Em seus shows, Waters usa um balão em forma de porco com símbolos nazistas, estrelas de Davi e cifrões desenhados, o que perpetua estereótipos judaicos nocivos por meio de seu uso de imagens e simbolismo. Michel Gherman, assessor acadêmico do IBI, reforça este ponto: “Waters diz que, por trás do sistema capitalista há porcos. No porco, está marcada uma Estrela de David. Há uma gramática antissemita, uma perspectiva conspiracionista.” Waters é sabidamente um crítico de Israel, supostamente sob o argumento de que os israelenses ferem os direitos humanos dos palestinos. Mas, como questiona a jornalista Daniela Kresch, em novo artigo publicado no site do IBI, “a pergunta é: até que ponto uma honrosa busca por direitos humanos cruza a linha do preconceito e da obsessão?” O músico britânico já afirmou que “o sionismo é uma mancha feia e que precisa ser gentilmente removida por nós”.
A declaração foi feita em uma entrevista dada a um canal de TV afiliado ao grupo terrorista Hamas em junho de 2020. O artista diz que o tratamento israelense aos palestinos é igual ao da Alemanha nazista aos judeus. Escreve Daniela: “Não se pode comparar um genocídio sistemático de 6 milhões de pessoas inocentes (judeus, ciganos, homossexuais…) a um conflito territorial entre dois povos, terrível como seja – e do qual Israel não está isento de críticas”. Roger Waters é um apoiador do BDS, o movimento de boicotes, desinvestimentos e sanções contra Israel.

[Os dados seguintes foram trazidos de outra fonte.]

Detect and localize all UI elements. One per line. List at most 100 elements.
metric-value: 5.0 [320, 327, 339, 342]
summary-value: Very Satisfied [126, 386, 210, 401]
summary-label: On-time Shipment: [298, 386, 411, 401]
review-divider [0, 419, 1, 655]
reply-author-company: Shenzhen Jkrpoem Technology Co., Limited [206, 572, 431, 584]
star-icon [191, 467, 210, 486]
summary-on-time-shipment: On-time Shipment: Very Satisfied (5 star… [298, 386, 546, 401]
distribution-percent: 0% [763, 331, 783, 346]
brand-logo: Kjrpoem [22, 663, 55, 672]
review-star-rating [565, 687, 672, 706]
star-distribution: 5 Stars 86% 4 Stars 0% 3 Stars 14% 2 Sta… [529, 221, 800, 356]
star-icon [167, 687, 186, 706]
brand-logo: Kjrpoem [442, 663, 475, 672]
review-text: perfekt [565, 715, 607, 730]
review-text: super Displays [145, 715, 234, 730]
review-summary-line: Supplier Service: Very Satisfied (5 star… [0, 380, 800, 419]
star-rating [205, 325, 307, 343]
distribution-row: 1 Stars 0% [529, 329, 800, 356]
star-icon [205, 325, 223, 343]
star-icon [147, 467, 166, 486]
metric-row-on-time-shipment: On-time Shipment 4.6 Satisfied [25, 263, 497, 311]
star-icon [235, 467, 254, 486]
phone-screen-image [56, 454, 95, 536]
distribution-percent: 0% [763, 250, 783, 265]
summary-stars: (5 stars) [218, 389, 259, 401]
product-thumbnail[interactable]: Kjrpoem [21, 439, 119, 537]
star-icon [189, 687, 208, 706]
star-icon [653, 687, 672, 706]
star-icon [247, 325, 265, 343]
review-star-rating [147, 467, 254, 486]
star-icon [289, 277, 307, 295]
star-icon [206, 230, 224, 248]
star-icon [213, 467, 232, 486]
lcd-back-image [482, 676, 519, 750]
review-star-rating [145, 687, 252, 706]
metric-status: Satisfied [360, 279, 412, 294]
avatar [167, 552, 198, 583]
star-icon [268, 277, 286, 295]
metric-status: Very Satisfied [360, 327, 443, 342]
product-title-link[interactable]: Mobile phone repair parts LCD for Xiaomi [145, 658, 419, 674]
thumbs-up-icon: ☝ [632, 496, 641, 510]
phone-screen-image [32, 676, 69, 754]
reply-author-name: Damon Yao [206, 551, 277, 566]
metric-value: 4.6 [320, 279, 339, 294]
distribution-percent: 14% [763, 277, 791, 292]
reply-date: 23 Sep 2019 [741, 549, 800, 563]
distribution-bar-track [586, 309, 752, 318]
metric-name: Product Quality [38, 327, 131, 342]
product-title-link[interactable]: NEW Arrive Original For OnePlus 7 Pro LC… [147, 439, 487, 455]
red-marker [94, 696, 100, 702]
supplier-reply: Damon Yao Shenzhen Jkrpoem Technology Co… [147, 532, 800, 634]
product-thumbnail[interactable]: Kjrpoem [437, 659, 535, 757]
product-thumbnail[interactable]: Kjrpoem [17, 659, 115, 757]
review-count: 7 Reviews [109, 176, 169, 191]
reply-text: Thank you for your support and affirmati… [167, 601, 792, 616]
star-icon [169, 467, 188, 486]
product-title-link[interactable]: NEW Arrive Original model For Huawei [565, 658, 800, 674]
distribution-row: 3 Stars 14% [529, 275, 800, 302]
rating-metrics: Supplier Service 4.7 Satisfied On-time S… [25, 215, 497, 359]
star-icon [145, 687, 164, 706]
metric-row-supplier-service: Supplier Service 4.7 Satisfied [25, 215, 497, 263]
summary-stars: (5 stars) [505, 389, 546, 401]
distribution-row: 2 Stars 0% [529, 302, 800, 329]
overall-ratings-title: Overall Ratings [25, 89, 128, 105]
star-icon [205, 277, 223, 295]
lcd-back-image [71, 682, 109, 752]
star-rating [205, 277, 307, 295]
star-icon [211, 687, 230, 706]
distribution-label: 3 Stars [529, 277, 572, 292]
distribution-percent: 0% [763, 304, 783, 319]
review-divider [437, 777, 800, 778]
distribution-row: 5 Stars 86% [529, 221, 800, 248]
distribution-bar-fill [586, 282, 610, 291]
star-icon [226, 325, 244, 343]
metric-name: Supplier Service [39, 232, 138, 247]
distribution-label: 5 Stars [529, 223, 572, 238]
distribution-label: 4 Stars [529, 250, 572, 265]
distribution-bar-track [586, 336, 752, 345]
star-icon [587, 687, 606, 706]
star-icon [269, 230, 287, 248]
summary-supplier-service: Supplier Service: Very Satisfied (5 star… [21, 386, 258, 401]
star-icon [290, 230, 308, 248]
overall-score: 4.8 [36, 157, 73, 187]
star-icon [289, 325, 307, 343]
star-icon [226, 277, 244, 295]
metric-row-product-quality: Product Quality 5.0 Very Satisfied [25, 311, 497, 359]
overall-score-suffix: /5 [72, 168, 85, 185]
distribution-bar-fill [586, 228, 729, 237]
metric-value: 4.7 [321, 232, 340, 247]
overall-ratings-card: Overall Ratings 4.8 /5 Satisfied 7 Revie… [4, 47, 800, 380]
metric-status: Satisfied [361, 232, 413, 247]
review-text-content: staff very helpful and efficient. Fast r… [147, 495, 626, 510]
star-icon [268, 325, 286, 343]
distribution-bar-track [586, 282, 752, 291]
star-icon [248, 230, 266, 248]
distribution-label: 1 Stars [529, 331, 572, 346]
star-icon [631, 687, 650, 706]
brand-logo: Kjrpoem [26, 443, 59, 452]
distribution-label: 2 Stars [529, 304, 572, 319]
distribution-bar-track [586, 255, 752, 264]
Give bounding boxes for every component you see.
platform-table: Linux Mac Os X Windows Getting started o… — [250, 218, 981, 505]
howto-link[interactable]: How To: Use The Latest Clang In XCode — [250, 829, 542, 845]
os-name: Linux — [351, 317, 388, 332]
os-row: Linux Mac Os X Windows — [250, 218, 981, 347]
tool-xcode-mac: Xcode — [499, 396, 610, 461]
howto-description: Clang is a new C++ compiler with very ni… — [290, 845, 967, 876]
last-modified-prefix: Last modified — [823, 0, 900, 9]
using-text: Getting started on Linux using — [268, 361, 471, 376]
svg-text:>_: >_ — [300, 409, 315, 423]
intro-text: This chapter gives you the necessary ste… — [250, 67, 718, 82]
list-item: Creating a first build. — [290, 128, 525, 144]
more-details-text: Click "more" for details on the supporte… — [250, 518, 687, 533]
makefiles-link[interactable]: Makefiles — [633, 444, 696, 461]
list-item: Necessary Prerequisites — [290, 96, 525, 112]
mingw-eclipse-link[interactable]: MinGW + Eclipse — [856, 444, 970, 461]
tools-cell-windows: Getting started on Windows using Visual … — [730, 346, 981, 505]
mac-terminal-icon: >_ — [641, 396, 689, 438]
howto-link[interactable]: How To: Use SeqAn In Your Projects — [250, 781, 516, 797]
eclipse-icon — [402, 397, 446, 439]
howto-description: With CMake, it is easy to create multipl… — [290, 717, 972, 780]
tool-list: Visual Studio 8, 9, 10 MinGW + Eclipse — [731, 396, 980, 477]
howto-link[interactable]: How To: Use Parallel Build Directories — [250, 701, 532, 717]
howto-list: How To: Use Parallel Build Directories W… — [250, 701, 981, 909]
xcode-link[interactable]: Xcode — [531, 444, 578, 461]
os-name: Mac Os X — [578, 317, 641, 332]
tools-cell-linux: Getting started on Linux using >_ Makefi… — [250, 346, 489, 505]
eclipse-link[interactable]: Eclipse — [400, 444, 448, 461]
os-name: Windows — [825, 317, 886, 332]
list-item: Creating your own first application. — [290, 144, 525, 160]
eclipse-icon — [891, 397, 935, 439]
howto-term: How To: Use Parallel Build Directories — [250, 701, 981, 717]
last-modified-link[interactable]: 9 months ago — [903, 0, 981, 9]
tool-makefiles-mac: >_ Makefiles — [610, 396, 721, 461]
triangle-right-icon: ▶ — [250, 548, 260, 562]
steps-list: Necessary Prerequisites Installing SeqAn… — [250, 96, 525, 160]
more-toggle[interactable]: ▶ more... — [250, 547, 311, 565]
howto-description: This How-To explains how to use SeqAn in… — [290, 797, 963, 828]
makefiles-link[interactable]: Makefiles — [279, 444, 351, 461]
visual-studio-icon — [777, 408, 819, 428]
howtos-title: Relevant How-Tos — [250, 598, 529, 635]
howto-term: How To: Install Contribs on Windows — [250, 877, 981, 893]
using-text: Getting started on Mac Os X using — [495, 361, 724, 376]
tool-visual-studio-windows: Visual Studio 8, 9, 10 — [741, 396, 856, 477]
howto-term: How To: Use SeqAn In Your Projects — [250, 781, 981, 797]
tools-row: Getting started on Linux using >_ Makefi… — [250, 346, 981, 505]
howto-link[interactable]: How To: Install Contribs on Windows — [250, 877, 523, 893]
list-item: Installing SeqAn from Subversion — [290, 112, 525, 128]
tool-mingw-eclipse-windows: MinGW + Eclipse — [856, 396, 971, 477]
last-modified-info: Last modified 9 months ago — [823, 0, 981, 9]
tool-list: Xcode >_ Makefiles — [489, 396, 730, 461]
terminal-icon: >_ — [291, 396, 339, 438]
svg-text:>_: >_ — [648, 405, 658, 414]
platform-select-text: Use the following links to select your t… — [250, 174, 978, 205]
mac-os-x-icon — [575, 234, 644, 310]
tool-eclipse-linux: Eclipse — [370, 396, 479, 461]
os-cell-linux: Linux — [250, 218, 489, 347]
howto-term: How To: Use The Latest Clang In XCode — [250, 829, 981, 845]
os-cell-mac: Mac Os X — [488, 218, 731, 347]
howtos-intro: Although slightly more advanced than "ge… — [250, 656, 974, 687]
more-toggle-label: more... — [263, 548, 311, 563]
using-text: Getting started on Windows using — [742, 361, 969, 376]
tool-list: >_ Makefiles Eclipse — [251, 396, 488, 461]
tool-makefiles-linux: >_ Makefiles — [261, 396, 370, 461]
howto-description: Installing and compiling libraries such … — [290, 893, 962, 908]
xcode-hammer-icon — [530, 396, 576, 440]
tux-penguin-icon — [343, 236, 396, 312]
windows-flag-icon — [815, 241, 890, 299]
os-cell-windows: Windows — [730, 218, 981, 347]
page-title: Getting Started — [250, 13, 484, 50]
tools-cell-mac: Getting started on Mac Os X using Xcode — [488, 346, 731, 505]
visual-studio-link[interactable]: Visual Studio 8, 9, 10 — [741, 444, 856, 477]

Um dos pontos do grupo, com o qual o artista está alinhado, é a ideia de que a sociedade israelense como um todo compactua com uma ocupação contra o povo palestino.
“É um ponto antissemita porque parte de um princípio de que a sociedade civil israelense é produto de uma conspiração judaica, que se estabelece a partir da ideia de que a ocupação é fundamental para a sua existência e que as contradições internas são como um ‘teatro das sombras’, em que as pessoas fingem que há contradição”, analisa Gherman. Ele pontua ainda que discordar do governo em turno de Israel ou da política da ocupação em si não é, necessariamente, antissemita. Mas a posição adotada pelo BDS e por Roger Waters é diferente: “eles tentam transformar tudo que acontece em Israel em uma grande mentira – o que é, de fato, antissemitismo. É como se tudo que existe no país fosse artificial, o que acaba por desumanizar os judeus. É como se o que é judaico não pudesse ser verdadeiramente humano”. Roger Waters se apresentará em várias capitais brasileiras a partir de outubro, disseminando suas mensagens enviesadas. Um grupo de entidades judaicas, do qual o IBI faz parte, foi criado para monitorar o assunto.”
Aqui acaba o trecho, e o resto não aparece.